124. They Never Leave Their Wives

Photo by Plann on Unsplash

This, like all my short stories, is a work of fiction. It was inspired by a newspaper headline prompt on the theme of lockdown in a creative writing/flash fiction zoom class hosted by the author SJ Bradley. Thanks also to Comma Press and North West Libraries Reader Development Partnership.

Photo by Malik Skydsgaard on Unsplash

It’s not limbo. It’s purgatory. No, it’s hell. He’s all I think about. I should be baking sourdough or banana bread, or getting through that pile of hardbacks, painting watercolours, or even doing jigsaws like every other saddo, but I can’t focus.

Every day it’s the same. I start getting properly ready about 4pm. At 5:30, give or take, he goes for a run and rings me. I imagine him all hot and sweaty. If he doesn’t ring me on time, then I know he’s not alone. He says he sometimes pretends he’s listening to his voicemail, so I only get a breathless “hi”. Then I have to wait until he gets home. That’s the best bit of my day. The muted zoom call while he’s in the shower. We have about fifteen uninterrupted minutes to watch each other.

Oh God, what if he’s recording those and putting them on the internet!

I don’t think he knows that I activated his find my phone app, or he’d have said something. I keep thinking that I might drive to that woodland area where he runs, just so I can bump into him accidentally on purpose, but what if he’s got his kids with him? It would be just my luck to get questioned by the police for going out of area to exercise.

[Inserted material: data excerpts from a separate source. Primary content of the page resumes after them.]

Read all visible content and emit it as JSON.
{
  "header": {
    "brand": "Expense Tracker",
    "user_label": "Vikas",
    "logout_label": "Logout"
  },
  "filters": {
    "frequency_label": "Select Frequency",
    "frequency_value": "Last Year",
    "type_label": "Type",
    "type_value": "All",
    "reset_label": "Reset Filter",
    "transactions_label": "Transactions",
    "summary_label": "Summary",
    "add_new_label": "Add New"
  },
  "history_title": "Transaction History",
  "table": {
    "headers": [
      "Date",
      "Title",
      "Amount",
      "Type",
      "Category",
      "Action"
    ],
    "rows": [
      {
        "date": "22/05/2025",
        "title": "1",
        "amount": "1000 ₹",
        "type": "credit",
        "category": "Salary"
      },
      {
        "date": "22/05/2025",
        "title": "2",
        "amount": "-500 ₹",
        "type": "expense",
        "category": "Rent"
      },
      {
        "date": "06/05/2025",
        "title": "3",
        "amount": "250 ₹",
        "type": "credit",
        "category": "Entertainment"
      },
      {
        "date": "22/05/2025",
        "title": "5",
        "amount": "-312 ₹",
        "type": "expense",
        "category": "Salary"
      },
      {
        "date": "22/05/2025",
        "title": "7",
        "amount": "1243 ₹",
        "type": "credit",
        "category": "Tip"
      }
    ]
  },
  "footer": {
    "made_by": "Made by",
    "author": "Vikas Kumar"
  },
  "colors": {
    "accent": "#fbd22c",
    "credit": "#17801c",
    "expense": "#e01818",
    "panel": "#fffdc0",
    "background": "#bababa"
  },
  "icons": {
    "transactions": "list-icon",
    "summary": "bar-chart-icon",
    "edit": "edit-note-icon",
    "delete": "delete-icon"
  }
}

It’s not fair. He’s stuck in a loveless marriage with two ungrateful teenage kids and a fat nagging wife, while I’m here all alone, in this flat, wasting one of my hot years. Every other woman stopped wearing a bra months ago, and slobs around all day in pyjamas, eating what they want. Not me. Full make-up and matching lingerie, just in case he facetimes me from the supermarket car park.

I can’t stop worrying about whether he’s cheating on me with his wife.